Since this is a sin function at t=0, x=0
so asin(alpha)=0
alpha=Sin^-1(0)
so, alpha=0 at t=0

since v=16 at t=0
i got that v=ancos(nt+alpha)=16
since at t=0, alpha =0
ancos(0)=16
an=16
since n=4
4a=16
a=4
so... x=4sin(4t)
however the back of John Fitzpatrick 3U says
x=4sin(4t) +3cos4t

the 4sin(4t) part makes total sense.... BUT WHERE THE HELL DID THAT 3cos4t COME FROM!!!!!!!!....WTTTFFFFF??????
So yeah im stuck on finding the displacement, is the axiliary methods in play in here?

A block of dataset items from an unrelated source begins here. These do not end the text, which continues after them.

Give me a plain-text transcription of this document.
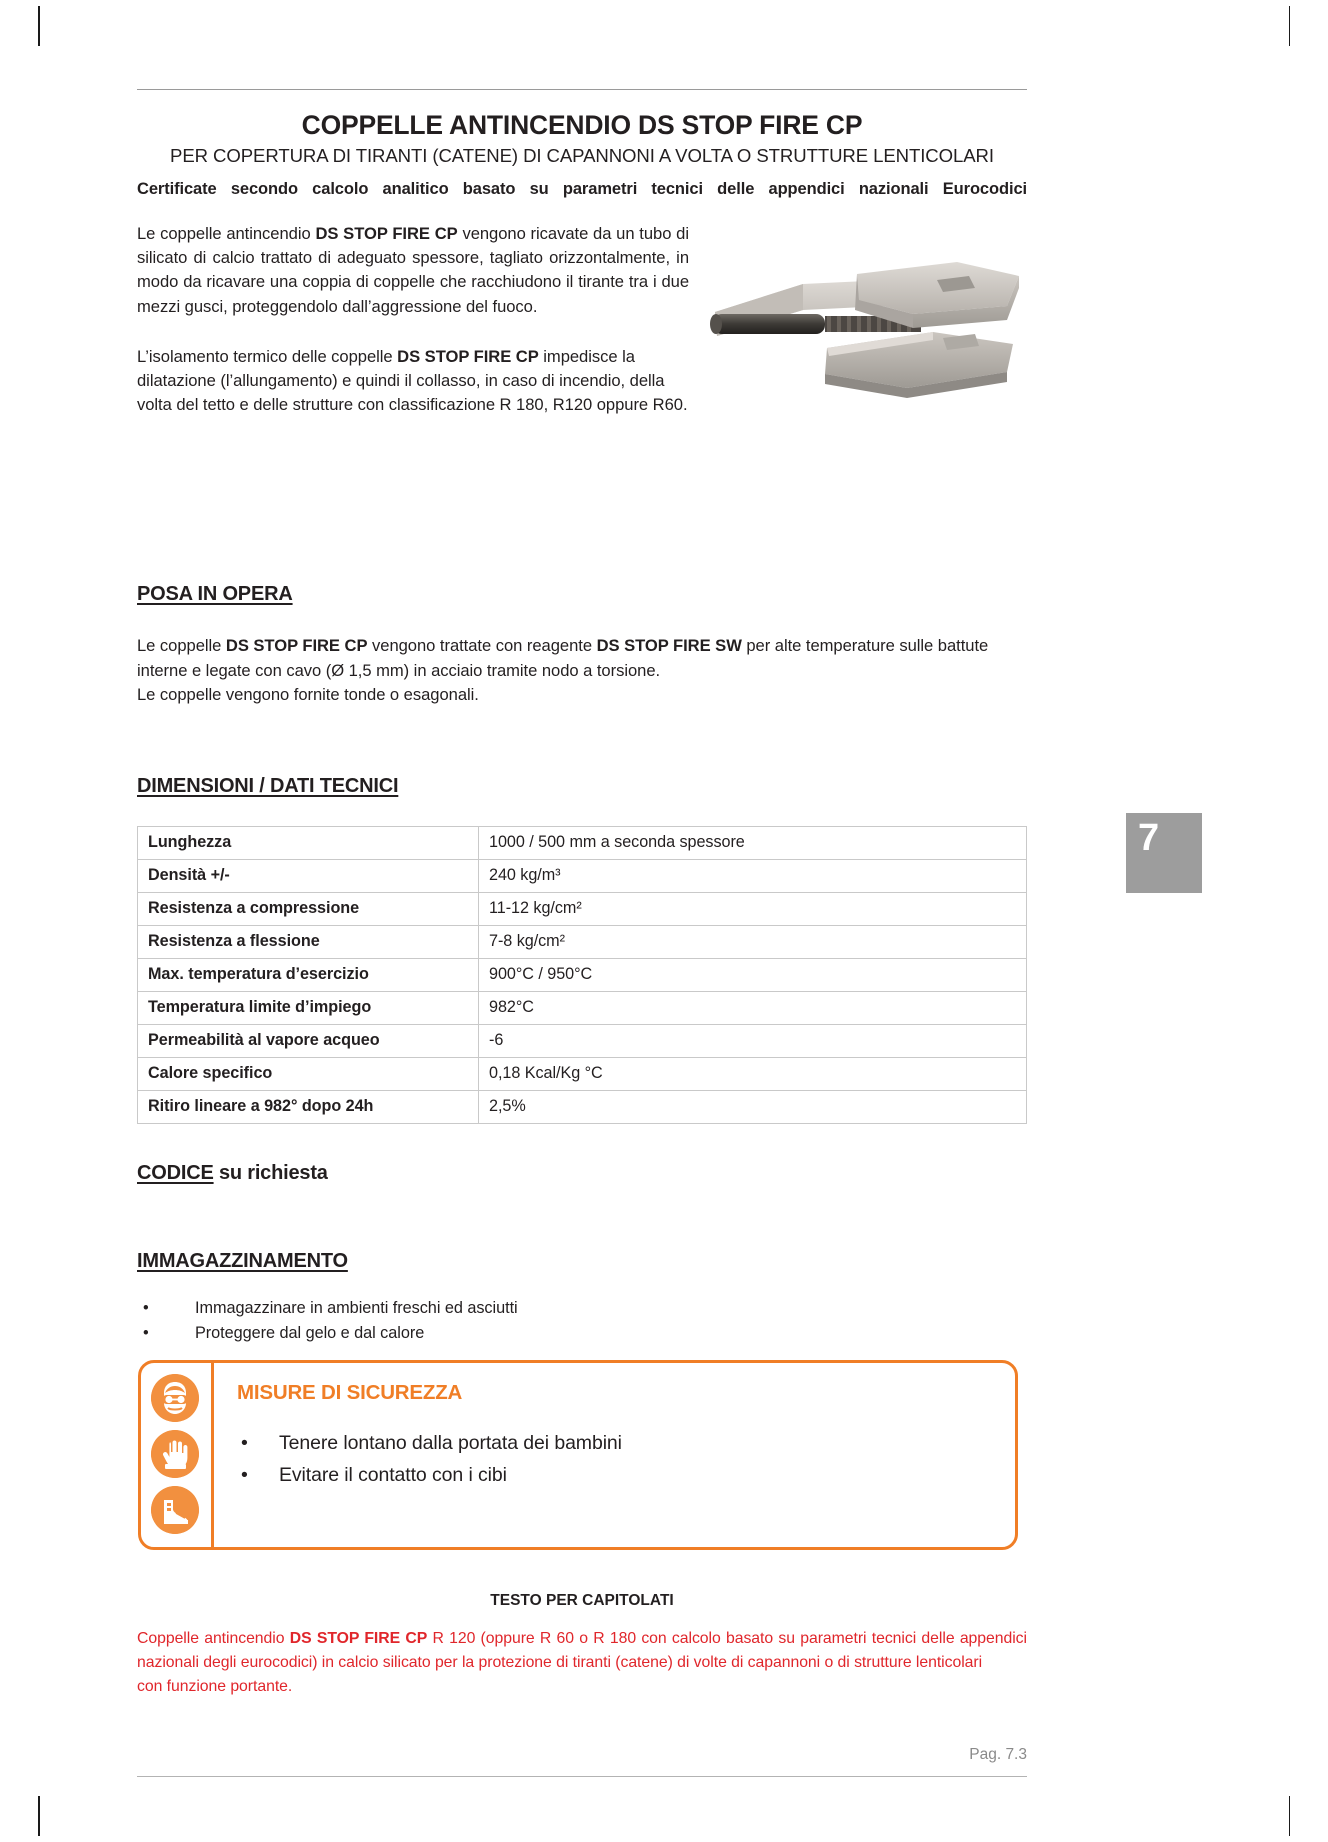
7
COPPELLE ANTINCENDIO DS STOP FIRE CP
PER COPERTURA DI TIRANTI (CATENE) DI CAPANNONI A VOLTA O STRUTTURE LENTICOLARI
Certificate secondo calcolo analitico basato su parametri tecnici delle appendici nazionali Eurocodici

Le coppelle antincendio DS STOP FIRE CP vengono ricavate da un tubo di silicato di calcio trattato di adeguato spessore, tagliato orizzontalmente, in modo da ricavare una coppia di coppelle che racchiudono il tirante tra i due mezzi gusci, proteggendolo dall’aggressione del fuoco.

L’isolamento termico delle coppelle DS STOP FIRE CP impedisce la dilatazione (l’allungamento) e quindi il collasso, in caso di incendio, della volta del tetto e delle strutture con classificazione R 180, R120 oppure R60.

POSA IN OPERA
Le coppelle DS STOP FIRE CP vengono trattate con reagente DS STOP FIRE SW per alte temperature sulle battute interne e legate con cavo (Ø 1,5 mm) in acciaio tramite nodo a torsione.
Le coppelle vengono fornite tonde o esagonali.
DIMENSIONI / DATI TECNICI
Lunghezza	1000 / 500 mm a seconda spessore
Densità +/-	240 kg/m³
Resistenza a compressione	11-12 kg/cm²
Resistenza a flessione	7-8 kg/cm²
Max. temperatura d’esercizio	900°C / 950°C
Temperatura limite d’impiego	982°C
Permeabilità al vapore acqueo	-6
Calore specifico	0,18 Kcal/Kg °C
Ritiro lineare a 982° dopo 24h	2,5%
CODICE su richiesta
IMMAGAZZINAMENTO
•	Immagazzinare in ambienti freschi ed asciutti
•	Proteggere dal gelo e dal calore
MISURE DI SICUREZZA
• Tenere lontano dalla portata dei bambini
• Evitare il contatto con i cibi
TESTO PER CAPITOLATI
Coppelle antincendio DS STOP FIRE CP R 120 (oppure R 60 o R 180 con calcolo basato su parametri tecnici delle appendici nazionali degli eurocodici) in calcio silicato per la protezione di tiranti (catene) di volte di capannoni o di strutture lenticolari
con funzione portante.
Pag. 7.3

Anyways the other answers are: 5m;20m/s

[Mr Slick]

umm acceleration = -16x
use d/dx (v^2 / 2) to find velocity

then sub x=0 to find max speed

then put v=0 to find x i.e. amplitude

[Mr Slick]

yep i am right...i get the correct answer!!!!!!!

[My Name is Khan]

+1

umm acceleration = -16x
use d/dx (v^2 / 2) to find velocity

then sub x=0 to find max speed

then put v=0 to find x i.e. amplitude

[My Name is Khan]

We can use the other method to solve this question as stated by Mr Slick

[Kingportable]

x=4sin(4t) +3cos4t

Ok thats all good, but where did this come from!

[zb123]

It's not a a sine function as when t=0, x=3, you said x=0 when t=0, but clearly the question says different.